Andy Johns is widely recognized as an expert in the data-driven, optimization-heavy style of growth popularized by Facebook, LinkedIn, and Twitter — all places where he worked. In a conversation with Pete Flint on the NFX podcast, Johns cautions teams against leaning too heavily on this style of growth.

To see why it’s dangerous to focus too heavily on optimization, teams first must understand that optimization isn’t the only game in town. Johns says that there’s a sense in which everyone in the organization can be thought of as working on growth. This makes sense when you divide the types of activities that can stimulate growth into two higher-level categories: innovation and optimization.

Innovation growth can come in two types:

  • bringing deeper value to your existing customers, leading them to engage more deeply and refer more enthusiastically.
  • addressing a new segment of the market that you haven’t previously addressed.
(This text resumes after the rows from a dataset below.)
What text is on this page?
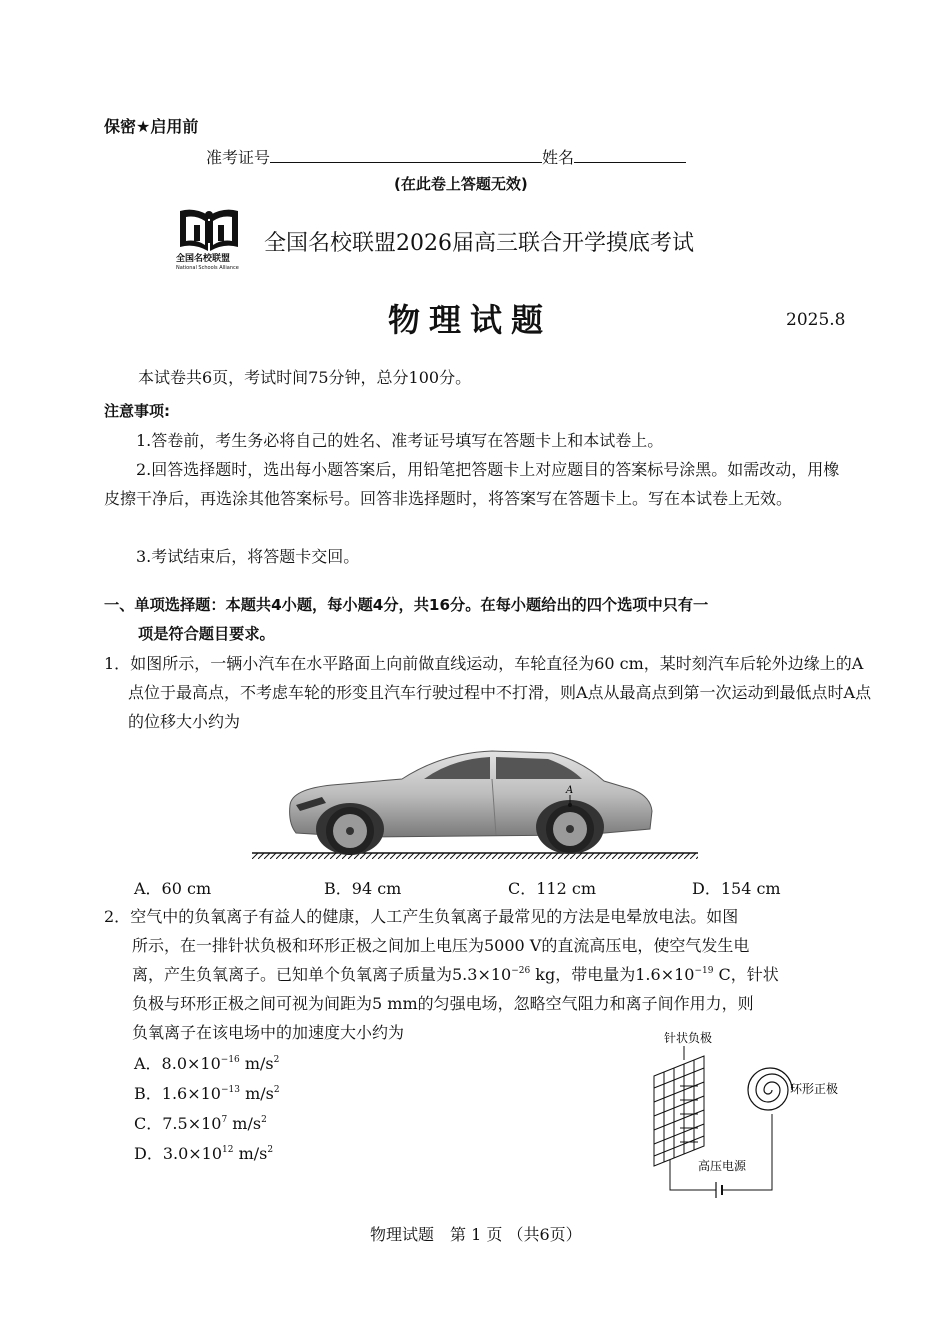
保密★启用前
准考证号	姓名
(在此卷上答题无效)
全国名校联盟
National Schools Alliance
全国名校联盟2026届高三联合开学摸底考试
物理试题	2025.8
本试卷共6页，考试时间75分钟，总分100分。
注意事项:
1.答卷前，考生务必将自己的姓名、准考证号填写在答题卡上和本试卷上。
2.回答选择题时，选出每小题答案后，用铅笔把答题卡上对应题目的答案标号涂黑。如需改动，用橡皮擦干净后，再选涂其他答案标号。回答非选择题时，将答案写在答题卡上。写在本试卷上无效。
3.考试结束后，将答题卡交回。
一、单项选择题：本题共4小题，每小题4分，共16分。在每小题给出的四个选项中只有一
项是符合题目要求。
1．如图所示，一辆小汽车在水平路面上向前做直线运动，车轮直径为60 cm，某时刻汽车后轮外边缘上的A点位于最高点，不考虑车轮的形变且汽车行驶过程中不打滑，则A点从最高点到第一次运动到最低点时A点的位移大小约为
A
A．60 cm	B．94 cm	C．112 cm	D．154 cm
2．空气中的负氧离子有益人的健康，人工产生负氧离子最常见的方法是电晕放电法。如图
所示，在一排针状负极和环形正极之间加上电压为5000 V的直流高压电，使空气发生电
离，产生负氧离子。已知单个负氧离子质量为$5.3\times 10^{-26}$ kg，带电量为$1.6\times 10^{-19}$ C，针状
负极与环形正极之间可视为间距为5 mm的匀强电场，忽略空气阻力和离子间作用力，则
负氧离子在该电场中的加速度大小约为
A．$8.0\times 10^{-16}$ $m/s^2$
B．$1.6\times 10^{-13}$ $m/s^2$
C．$7.5\times 10^7$ $m/s^2$
D．$3.0\times 10^{12}$ $m/s^2$
针状负极
环形正极
高压电源
物理试题　第 1 页 （共6页）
Innovation growth is more of a hit or miss kind of game. The nature of innovation is that you’re going out on a limb and betting that you can build something new and succeed in a way that you haven’t succeeded so far. If you think of your set of growth activities like an investment portfolio, innovation activities are your high-risk high-reward investments.

Optimization growth of the sort familiar from Facebook, LinkedIn, and Twitter teams, is very data-driven and optimization-oriented. These teams run lots of tests and are comfortable not swinging for the fences, but rather accumulating 5-20% lifts in their current rate of growth. The product improvements they ship are fundamentally optimizations of the product that they already have, and are not innovations to bring new value or appeal to new segments of the market.

So why is it dangerous to focus too heavily on optimization? The core problem is that the ceiling may be too low to meet your needs. Johns shares a story from his time at Facebook. The board had given the team aggressive goals: 300%+ growth in a year. The team looked at their current rate of growth and saw that it wouldn’t get them there. The team estimated the ceiling potential if they accelerated their work. They concluded that the product had its core mechanics in place, and that they would likely be able to achieve their goals through aggressive optimization. So that’s what they did.

But many founders fall prey to a kind of cargo cult thinking: Facebook et al had millions of users and they did optimization-heavy growth work, therefore if we want millions of users that’s what we have to do too. Maybe so, maybe not, says Johns. It’s a question of what you’re aiming for, and whether the ceiling on optimization is high enough to get you there.

Johns advises that founders treat their growth investments like a financial investment portfolio. You probably don’t want to be all high-risk instruments and you probably don’t want to be all low-risk instruments. You want a balance. The longer your timelines and the bigger your goals, more you’ll likely need to hit innovation wins to get there.

The general advice Johns gives, especially for companies that already have some traction, is that the way they got there was through innovating. So it’s probably not a good idea now to suddenly turn a blind eye to the method of innovative product development that got them there. Keep your innovation muscle strong.